Low Dose PET Image Reconstruction with Total Variation Using Alternating Direction Method

PLoS One. 2016 Dec 22;11(12):e0166871. doi: 10.1371/journal.pone.0166871. eCollection 2016.

Abstract

In this paper, a total variation (TV) minimization strategy is proposed to overcome the problem of sparse spatial resolution and large amounts of noise in low dose positron emission tomography (PET) imaging reconstruction. Two types of objective function were established based on two statistical models of measured PET data, least-square (LS) TV for the Gaussian distribution and Poisson-TV for the Poisson distribution. To efficiently obtain high quality reconstructed images, the alternating direction method (ADM) is used to solve these objective functions. As compared with the iterative shrinkage/thresholding (IST) based algorithms, the proposed ADM can make full use of the TV constraint and its convergence rate is faster. The performance of the proposed approach is validated through comparisons with the expectation-maximization (EM) method using synthetic and experimental biological data. In the comparisons, the results of both LS-TV and Poisson-TV are taken into consideration to find which models are more suitable for PET imaging, in particular low-dose PET. To evaluate the results quantitatively, we computed bias, variance, and the contrast recovery coefficient (CRC) and drew profiles of the reconstructed images produced by the different methods. The results show that both Poisson-TV and LS-TV can provide a high visual quality at a low dose level. The bias and variance of the proposed LS-TV and Poisson-TV methods are 20% to 74% less at all counting levels than those of the EM method.
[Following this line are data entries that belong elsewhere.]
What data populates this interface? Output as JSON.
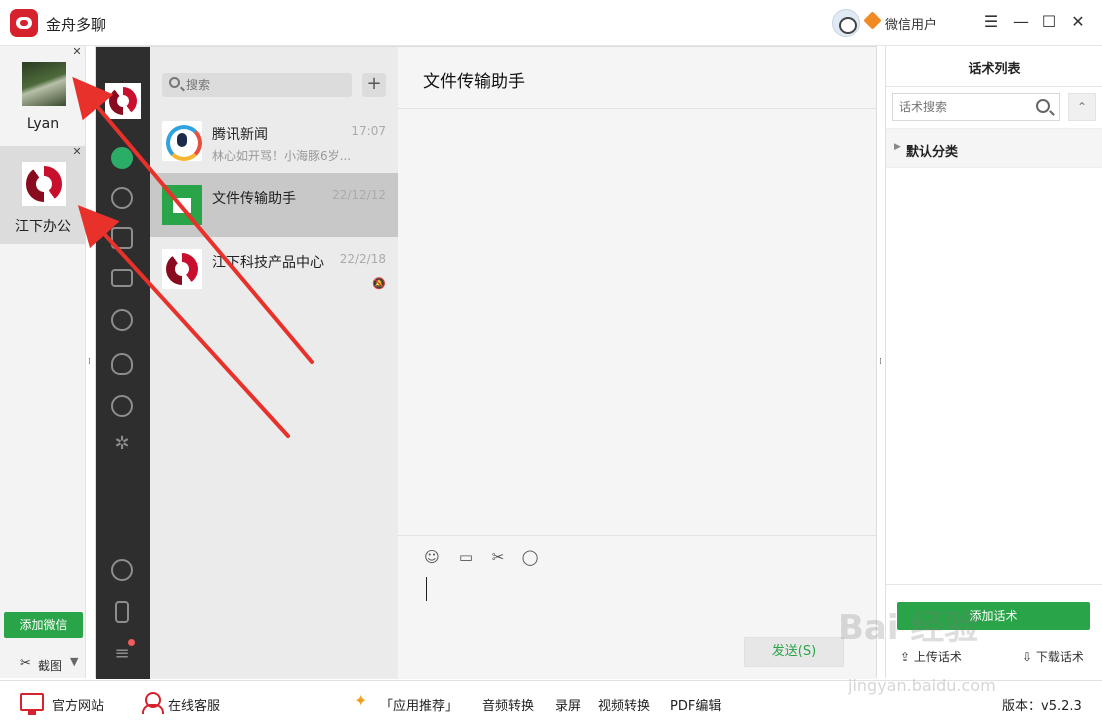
{
  "titlebar": {
    "app_title": "金舟多聊",
    "user_name": "微信用户",
    "menu_glyph": "☰",
    "minimize_glyph": "—",
    "maximize_glyph": "☐",
    "close_glyph": "✕"
  },
  "accounts": [
    {
      "name": "Lyan",
      "close": "✕"
    },
    {
      "name": "江下办公",
      "close": "✕"
    }
  ],
  "left_bar": {
    "add_wechat_label": "添加微信",
    "screenshot_label": "截图"
  },
  "session_list": {
    "search_placeholder": "搜索",
    "plus_label": "+",
    "sessions": [
      {
        "name": "腾讯新闻",
        "time": "17:07",
        "preview": "林心如开骂！小海豚6岁..."
      },
      {
        "name": "文件传输助手",
        "time": "22/12/12",
        "preview": ""
      },
      {
        "name": "江下科技产品中心",
        "time": "22/2/18",
        "preview": ""
      }
    ]
  },
  "chat": {
    "title": "文件传输助手",
    "send_label": "发送(S)"
  },
  "script_panel": {
    "title": "话术列表",
    "search_placeholder": "话术搜索",
    "category": "默认分类",
    "add_label": "添加话术",
    "upload_label": "上传话术",
    "download_label": "下载话术"
  },
  "bottombar": {
    "official_site": "官方网站",
    "online_service": "在线客服",
    "app_recommend": "「应用推荐」",
    "audio_convert": "音频转换",
    "record_screen": "录屏",
    "video_convert": "视频转换",
    "pdf_edit": "PDF编辑",
    "version": "版本：v5.2.3"
  },
  "icons": {
    "app_logo": "red-chat-bubble-icon",
    "nav": [
      "chat-icon",
      "contacts-icon",
      "box-icon",
      "folder-icon",
      "aperture-icon",
      "butterfly-icon",
      "atom-icon",
      "sparkle-icon",
      "mini-program-icon",
      "phone-icon",
      "menu-icon"
    ],
    "tools": [
      "emoji-icon",
      "folder-icon",
      "scissors-icon",
      "chat-bubble-icon"
    ]
  },
  "colors": {
    "accent_green": "#2aa448",
    "brand_red": "#d6222c",
    "nav_dark": "#2e2e2e",
    "annotation_red": "#e8312a"
  },
  "watermark": {
    "text": "Bai 经验",
    "url": "jingyan.baidu.com"
  }
}
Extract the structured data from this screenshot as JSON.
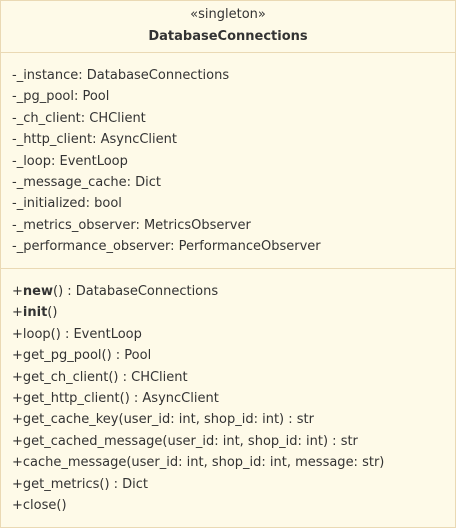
{
  "class": {
    "stereotype": "«singleton»",
    "name": "DatabaseConnections"
  },
  "attributes": [
    "-_instance: DatabaseConnections",
    "-_pg_pool: Pool",
    "-_ch_client: CHClient",
    "-_http_client: AsyncClient",
    "-_loop: EventLoop",
    "-_message_cache: Dict",
    "-_initialized: bool",
    "-_metrics_observer: MetricsObserver",
    "-_performance_observer: PerformanceObserver"
  ],
  "methods": {
    "new": {
      "prefix": "+",
      "name": "new",
      "rest": "() : DatabaseConnections"
    },
    "init": {
      "prefix": "+",
      "name": "init",
      "rest": "()"
    },
    "loop": "+loop() : EventLoop",
    "get_pg_pool": "+get_pg_pool() : Pool",
    "get_ch_client": "+get_ch_client() : CHClient",
    "get_http_client": "+get_http_client() : AsyncClient",
    "get_cache_key": "+get_cache_key(user_id: int, shop_id: int) : str",
    "get_cached_message": "+get_cached_message(user_id: int, shop_id: int) : str",
    "cache_message": "+cache_message(user_id: int, shop_id: int, message: str)",
    "get_metrics": "+get_metrics() : Dict",
    "close": "+close()"
  },
  "colors": {
    "fill": "#fefae8",
    "border": "#ead9b4",
    "text": "#333333"
  }
}
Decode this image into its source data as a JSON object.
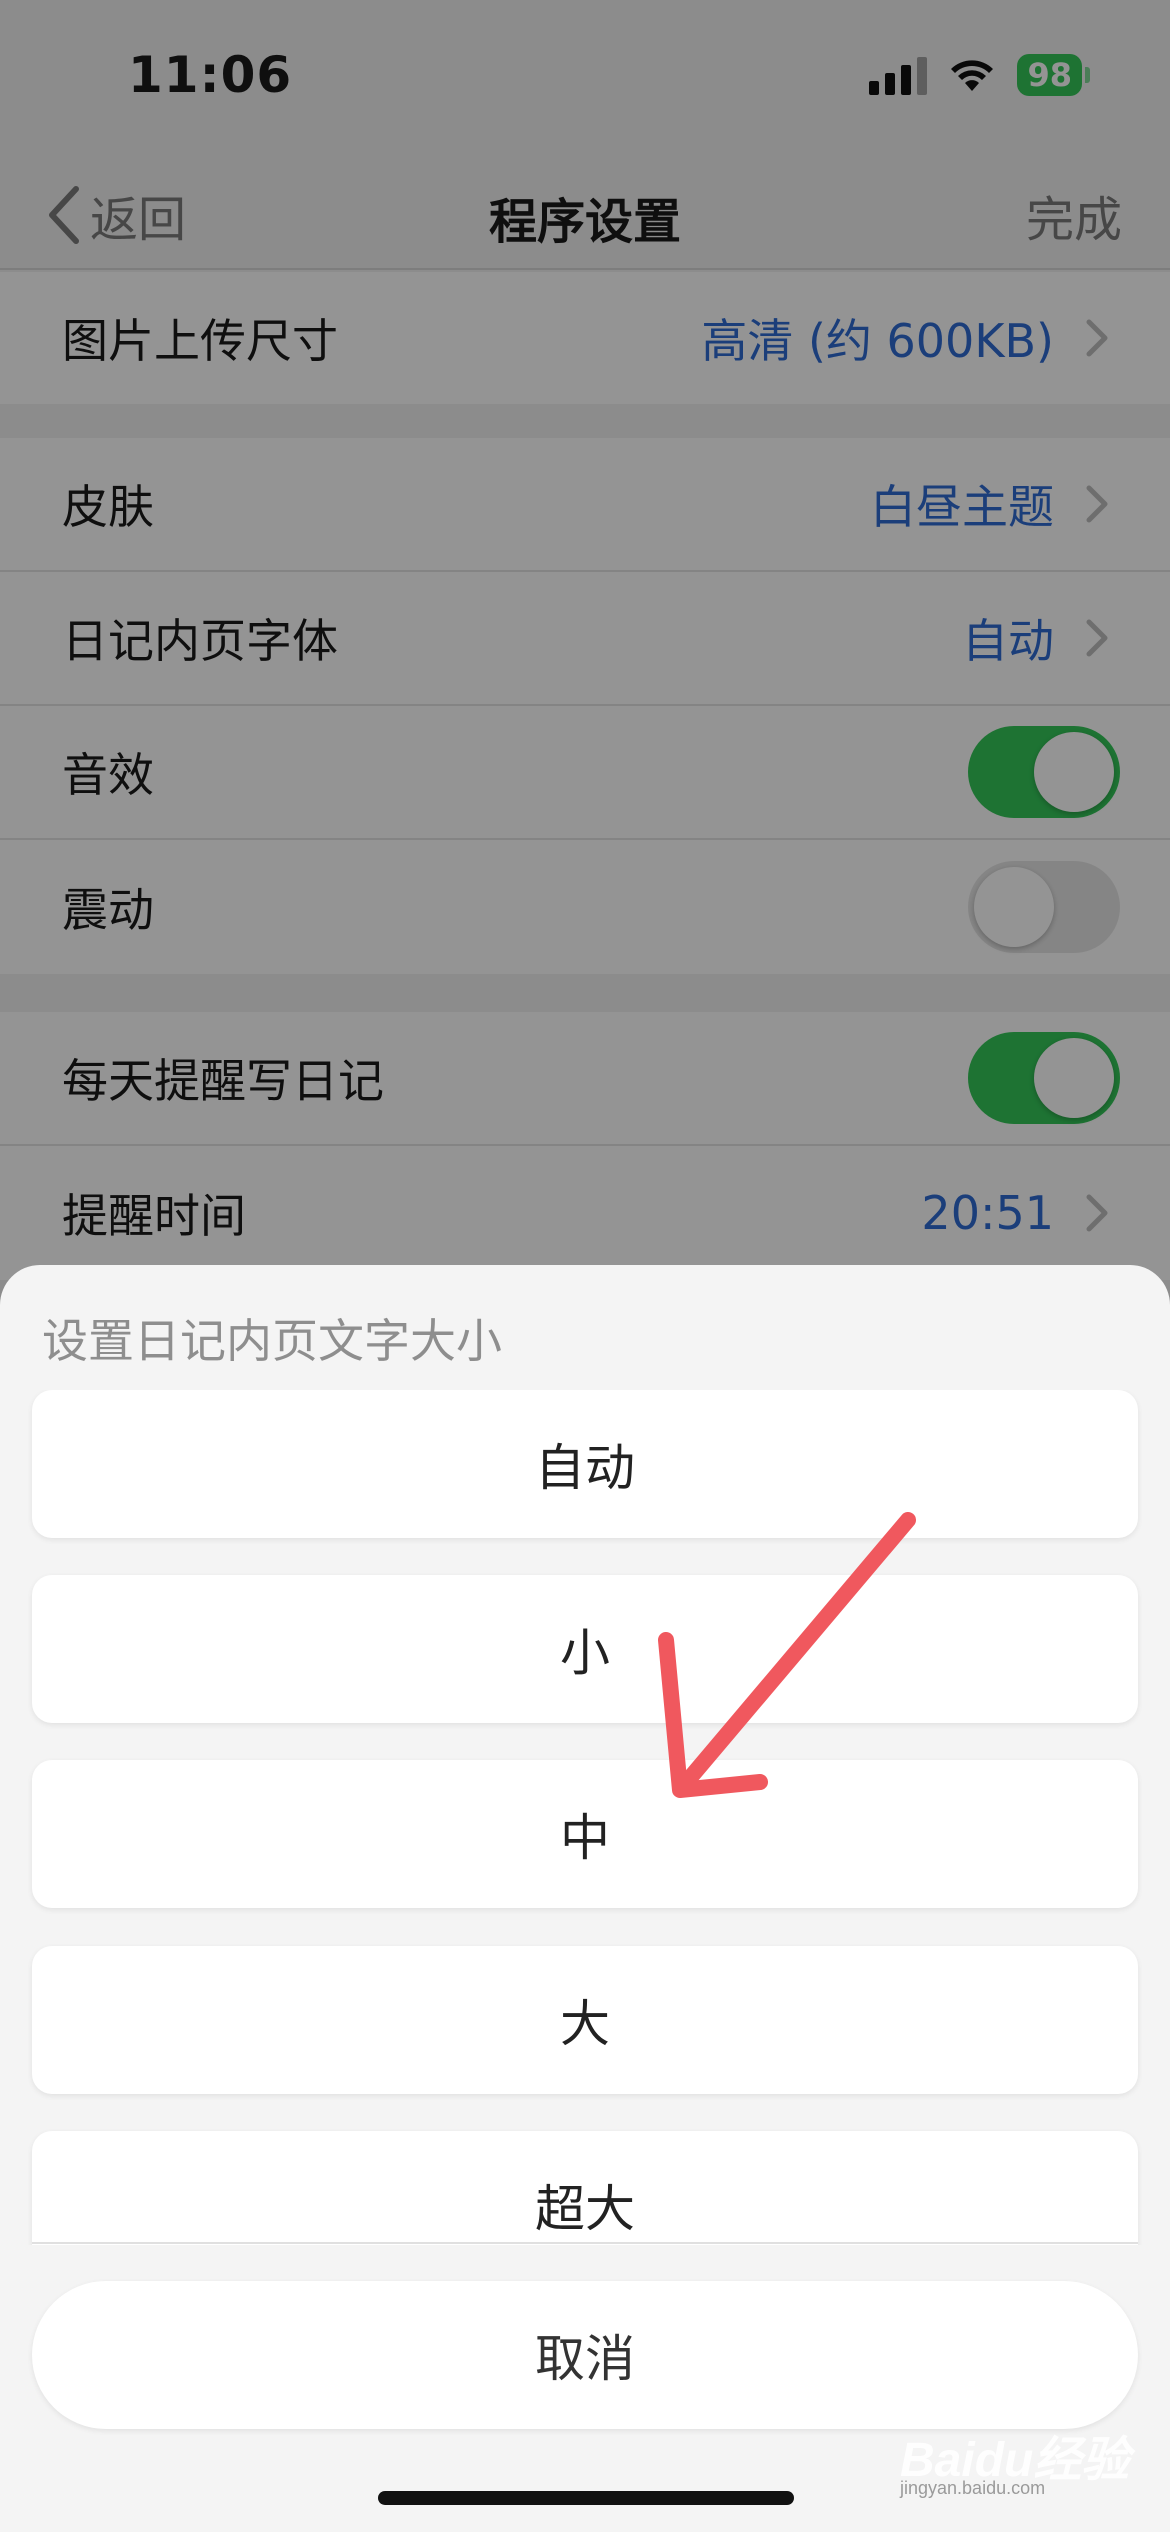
{
  "status_bar": {
    "time": "11:06",
    "battery": "98"
  },
  "nav": {
    "back_label": "返回",
    "title": "程序设置",
    "done_label": "完成"
  },
  "settings": {
    "upload": {
      "label": "图片上传尺寸",
      "value": "高清 (约 600KB)"
    },
    "skin": {
      "label": "皮肤",
      "value": "白昼主题"
    },
    "font": {
      "label": "日记内页字体",
      "value": "自动"
    },
    "sound": {
      "label": "音效",
      "enabled": true
    },
    "vibration": {
      "label": "震动",
      "enabled": false
    },
    "reminder": {
      "label": "每天提醒写日记",
      "enabled": true
    },
    "reminder_time": {
      "label": "提醒时间",
      "value": "20:51"
    }
  },
  "sheet": {
    "title": "设置日记内页文字大小",
    "options": [
      "自动",
      "小",
      "中",
      "大",
      "超大"
    ],
    "cancel_label": "取消"
  },
  "annotation": {
    "arrow_color": "#f0585e",
    "points_to": "中"
  },
  "watermark": {
    "logo": "Baidu经验",
    "sub": "jingyan.baidu.com"
  },
  "colors": {
    "accent_blue": "#2f6bd3",
    "toggle_on": "#34c759",
    "battery": "#34c759"
  }
}
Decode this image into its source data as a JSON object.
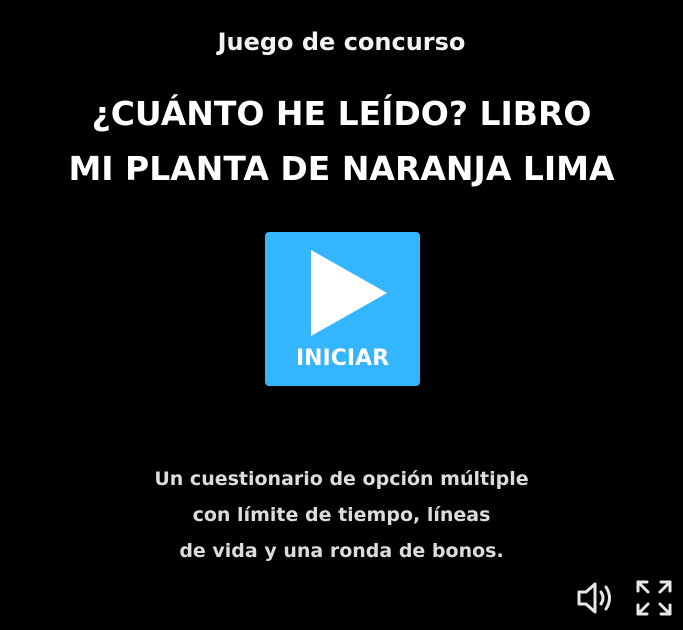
{
  "header": {
    "game_type": "Juego de concurso",
    "title_lines": [
      "¿CUÁNTO HE LEÍDO? LIBRO",
      "MI PLANTA DE NARANJA LIMA"
    ]
  },
  "start_button": {
    "label": "INICIAR",
    "icon": "play-icon",
    "color": "#33b6ff"
  },
  "description_lines": [
    "Un cuestionario de opción múltiple",
    "con límite de tiempo, líneas",
    "de vida y una ronda de bonos."
  ],
  "controls": {
    "sound_icon": "volume-icon",
    "fullscreen_icon": "fullscreen-icon"
  },
  "colors": {
    "background": "#000000",
    "accent": "#33b6ff",
    "text": "#ffffff"
  }
}
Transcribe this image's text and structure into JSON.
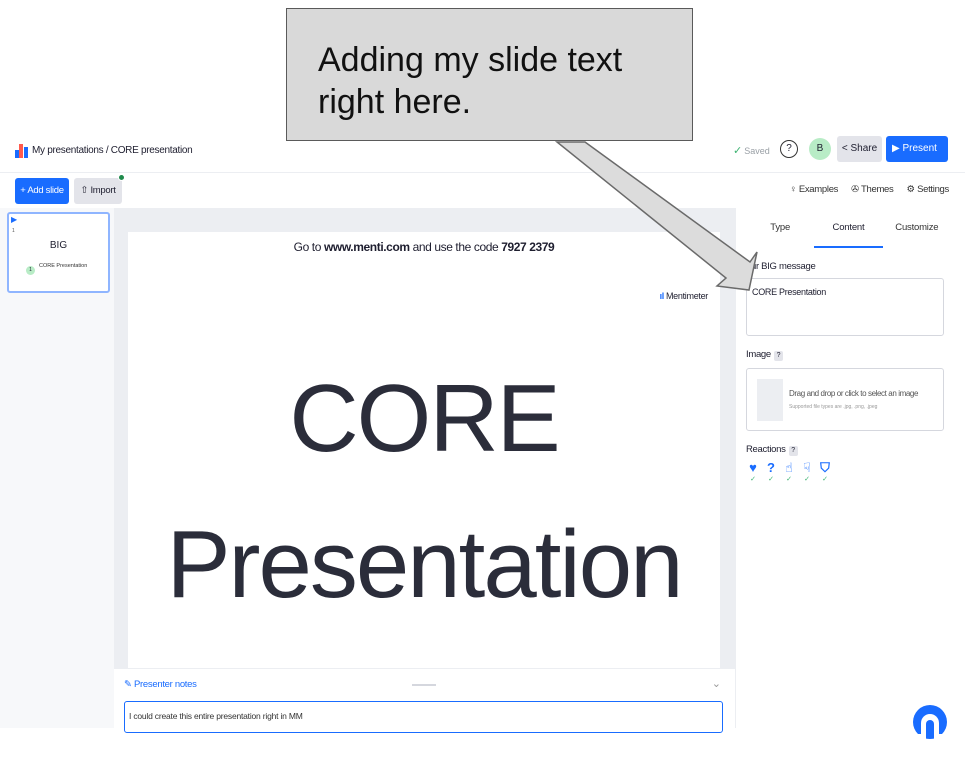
{
  "callout": {
    "line1": "Adding my slide text",
    "line2": "right here."
  },
  "header": {
    "breadcrumb": "My presentations / CORE presentation",
    "saved_label": "Saved",
    "help_icon": "question-icon",
    "avatar_initial": "B",
    "share_label": "Share",
    "present_label": "Present"
  },
  "toolbar": {
    "add_slide_label": "+ Add slide",
    "import_label": "Import",
    "examples_label": "Examples",
    "themes_label": "Themes",
    "settings_label": "Settings"
  },
  "slides": [
    {
      "number": "1",
      "title": "BIG",
      "subtitle": "CORE Presentation",
      "badge": "1"
    }
  ],
  "slide": {
    "code_prefix": "Go to ",
    "url": "www.menti.com",
    "code_middle": " and use the code ",
    "code": "7927 2379",
    "brand": "Mentimeter",
    "big_line1": "CORE",
    "big_line2": "Presentation"
  },
  "notes": {
    "label": "Presenter notes",
    "value": "I could create this entire presentation right in MM"
  },
  "panel": {
    "tabs": [
      "Type",
      "Content",
      "Customize"
    ],
    "active_tab": "Content",
    "message_label": "our BIG message",
    "message_value": "CORE Presentation",
    "image_label": "Image",
    "image_hint": "Drag and drop or click to select an image",
    "image_sub": "Supported file types are .jpg, .png, .jpeg",
    "reactions_label": "Reactions",
    "reactions": [
      "heart-icon",
      "question-mark-icon",
      "thumbs-up-icon",
      "thumbs-down-icon",
      "shield-icon"
    ]
  },
  "colors": {
    "accent": "#196cff",
    "saved_green": "#3cb371",
    "callout_bg": "#d9d9d9"
  }
}
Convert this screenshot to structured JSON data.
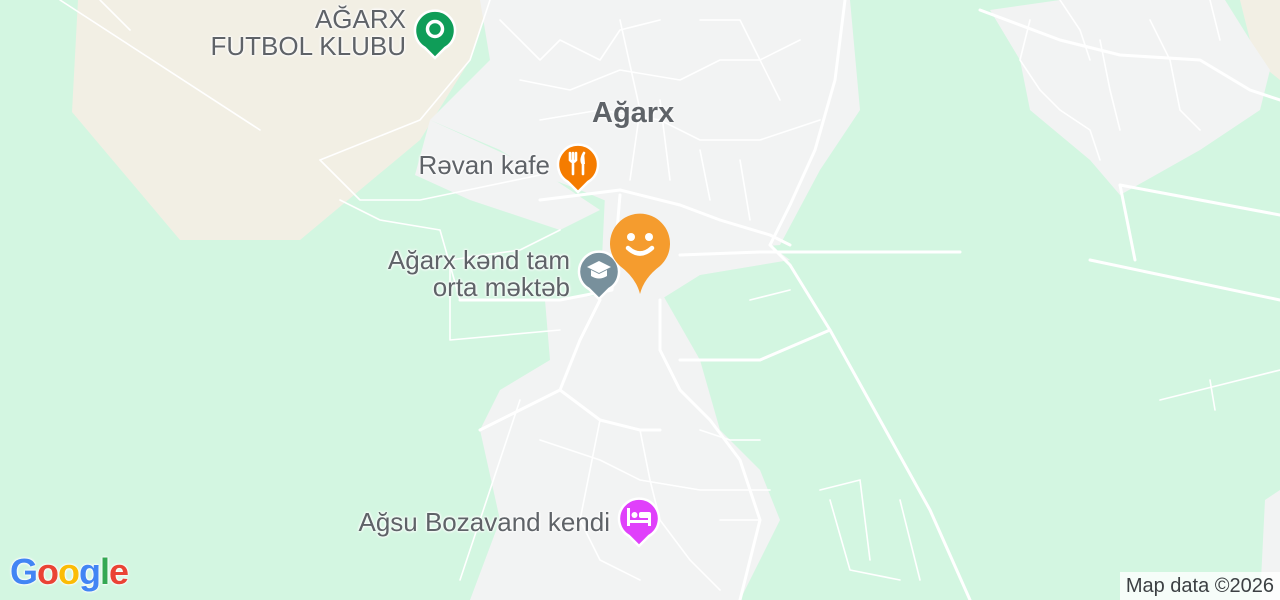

Poisson-TV gives the best performance in terms of high-accuracy reconstruction with the lowest bias and variance as compared to the ground truth (14.3% less bias and 21.9% less variance). In contrast, LS-TV gives the best performance in terms of the high contrast of the reconstruction with the highest CRC.

MeSH terms

  • Algorithms
  • Brain / diagnostic imaging*
  • Humans
  • Image Processing, Computer-Assisted
  • Least-Squares Analysis
  • Models, Theoretical
  • Monte Carlo Method
  • Phantoms, Imaging
  • Poisson Distribution
  • Positron-Emission Tomography*

Grants and funding

This work is supported in part by the National Natural Science Foundation of China (No: 61427807, 61271083, 61525106), by National Key Technology Research and Development Program of the Ministry of Science and Technology of China (No: 2016YFC1300302), by the Shenzhen Innovation Funding (SGLH20131010110119871), by Zhejiang Province Science and Technology Projects (No: 2015C33061). The funders had no role in study design, data collection and analysis, decision to publish, or preparation of the manuscript.